Luxembourg Prime Minister Jean-Claude Juncker, who chairs the group of euro finance ministers, said Nov. 12 there was “no immediate reason” to think Ireland will seek cash and that officials wouldn’t meet before the monthly talks in Brussels.
Yields on bonds of Spain and Portugal also jumped amid concern that fallout from Ireland would spread. The extra yield that investors demand to hold Portuguese 10-year bonds instead of German bunds climbed to a record 484 basis points on Nov. 11. Foreign Minister Luis Amado told Expresso magazine day earlier that the country’s membership of the euro could be at stake if the country fails to grapple with its deficit.
An Irish decision to seek financial help “is a purely political decision on the back of an assessment of the broader risk of the spread levels to economic and financial stability,” said Erik Nielsen, chief European economist at Goldman Sachs Group Inc. in London.
Bailing out Ireland’s financial system could cost as much as 50 billion euros under a “stress case” scenario compiled by the Finance Ministry and central bank. The country’s gross funding need for 2011 will be 23.5 billion euros, falling to 18.6 billion euros in 2014, the nation’s debt agency says.

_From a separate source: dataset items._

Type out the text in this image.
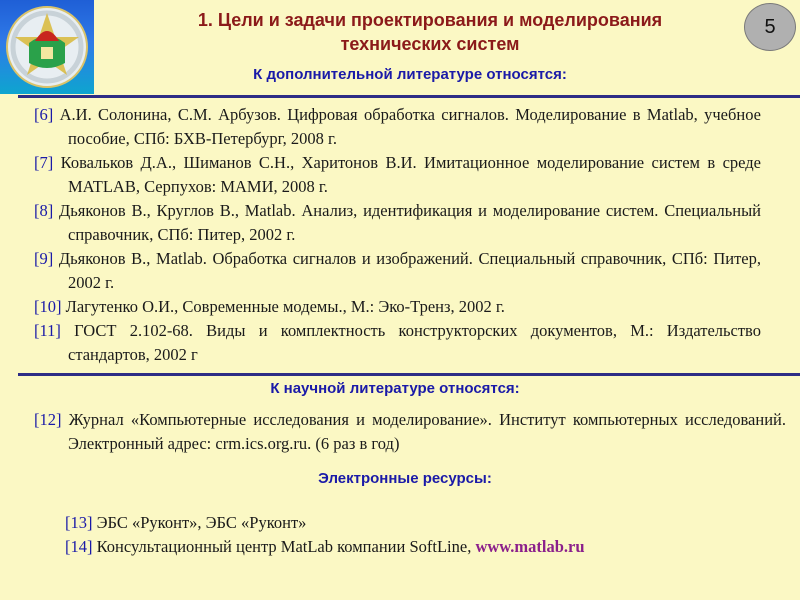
1. Цели и задачи проектирования и моделирования
технических систем
5
К дополнительной литературе относятся:
[6] А.И. Солонина, С.М. Арбузов. Цифровая обработка сигналов. Моделирование в Matlab, учебное пособие, СПб: БХВ-Петербург, 2008 г.
[7] Ковальков Д.А., Шиманов С.Н., Харитонов В.И. Имитационное моделирование систем в среде MATLAB, Серпухов: МАМИ, 2008 г.
[8] Дьяконов В., Круглов В., Matlab. Анализ, идентификация и моделирование систем. Специальный справочник, СПб: Питер, 2002 г.
[9] Дьяконов В., Matlab. Обработка сигналов и изображений. Специальный справочник, СПб: Питер, 2002 г.
[10] Лагутенко О.И., Современные модемы., М.: Эко-Тренз, 2002 г.
[11] ГОСТ 2.102-68. Виды и комплектность конструкторских документов, М.: Издательство стандартов, 2002 г
К научной литературе относятся:
[12] Журнал «Компьютерные исследования и моделирование». Институт компьютерных исследований. Электронный адрес: crm.ics.org.ru. (6 раз в год)
Электронные ресурсы:
[13] ЭБС «Руконт», ЭБС «Руконт»
[14] Консультационный центр MatLab компании SoftLine, www.matlab.ru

“While the sovereign is fully funded through the first half of next year, consideration also has to be given to the banking situation,” Dermot O’Leary, chief economist at Goodbody Stockbrokers in Dublin, said in an interview.
The International Monetary Fund stands ready to help Ireland if needed, Managing Director Dominique Strauss-Kahn said Nov. 13 in Yokohama, Japan.
“So far I haven’t received any kind of request,” he said. “If at one point in time, tomorrow, in two months or two years, the Irish want support from the IMF, we will be ready.”
In a Nov. 12 conference call of ECB officials, Ireland was pressed to seek outside help within days, a person briefed on the discussions said on condition of anonymity. Bundesbank President Axel Weber has called for ending the ECB’s emergency bond-buying program, which has benefited deficit-laden countries such as Ireland, Portugal and Greece.
The risk for the ECB is that buying those bonds could eventually hurt the central bank’s balance sheet, damaging its independence.
Irish officials have indicated they hope a 2011 budget, due for release on Dec. 7, will placate markets as they try to cut a budget deficit which will be about 12 percent of gross domestic product this year, or 32 percent when the costs of the banking rescue are included. Lenihan’s plan includes 6 billion euros of spending cuts and tax increases next year.
“The ecofin meeting is crucial to resolving this,” O’Leary said. “There is every reason to be a standoff. It’s a big decision for Ireland to seek aid, with big consequences. On the other hand, Europe wants to nip the situation in the bud.”